Pierre Bourgeade, Warum

Sexe, sur­vie, sacré et road movie

Il y a beau­coup de femmes dans ce roman. Une entre autres :” Elle s’appelait Karin Wartz, mais je l’appelais Warum car elle ne ces­sait de répé­ter ” Warum ?” sitôt qu’on par­lait de lit­té­ra­ture. Warum ?… Pour­quoi ?… Pour­quoi le roman change-t-il ? Et en quoi change-t-il ? Et pour­quoi ne sait-on jamais en quoi il va chan­ger… ! Excel­lentes ques­tions qui rongent le som­meil de l’écrivain, de leurs dents petites et brillantes. “
Mais, pour autant, elle n’a pas plus d’importance que les autres. Enfin presque.
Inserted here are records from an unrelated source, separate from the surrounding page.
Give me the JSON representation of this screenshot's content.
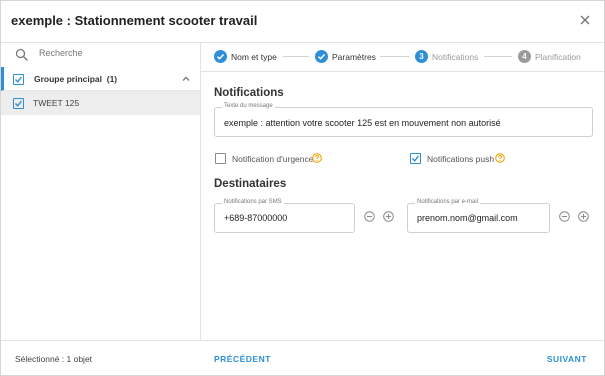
{
  "dialog": {
    "title": "exemple : Stationnement scooter travail"
  },
  "sidebar": {
    "search_placeholder": "Recherche",
    "group": {
      "label": "Groupe principal",
      "count": "(1)"
    },
    "items": [
      {
        "label": "TWEET 125"
      }
    ]
  },
  "steps": [
    {
      "label": "Nom et type",
      "state": "done"
    },
    {
      "label": "Paramètres",
      "state": "done"
    },
    {
      "number": "3",
      "label": "Notifications",
      "state": "current"
    },
    {
      "number": "4",
      "label": "Planification",
      "state": "pending"
    }
  ],
  "notifications": {
    "heading": "Notifications",
    "message_label": "Texte du message",
    "message_value": "exemple : attention votre scooter 125 est en mouvement non autorisé",
    "urgent_label": "Notification d'urgence",
    "push_label": "Notifications push"
  },
  "recipients": {
    "heading": "Destinataires",
    "sms_label": "Notifications par SMS",
    "sms_value": "+689-87000000",
    "email_label": "Notifications par e-mail",
    "email_value": "prenom.nom@gmail.com"
  },
  "footer": {
    "selected": "Sélectionné : 1 objet",
    "prev": "PRÉCÉDENT",
    "next": "SUIVANT"
  },
  "colors": {
    "accent": "#2f8fd6",
    "help": "#f0a500",
    "pending": "#9a9a9a"
  }
}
Car n’est-ce pas pour elle que l’auteur entre­prend son der­nier voyage ?

Le nar­ra­teur l’aime comme il aime sin­cè­re­ment toutes les femmes même s’il se contente de les obser­ver. Ou peut-être de s’en accom­mo­der. Mais, contrai­re­ment à cer­taines de ses fic­tions, ce Warum de Bour­geade n’est pas direc­te­ment un roman liber­tin. Il est fait de sou­ve­nirs, de nos­tal­gies mais comme l’était l’auteur : tou­jours allègre. Il y va de l’hédoniste.
Et le nar­ra­teur est la copie conforme de l’auteur. Pour preuve, on n’apprend rien sur lui. Bour­geade est de ces auteurs qui ne s’attardent pas sur-eux-mêmes. Il est plus inté­ressé par la vie, son cours, les autres donc l’amour. Et le sexe, même s’il faut savoir y renon­cer. Sans savoir où est la ligne rouge.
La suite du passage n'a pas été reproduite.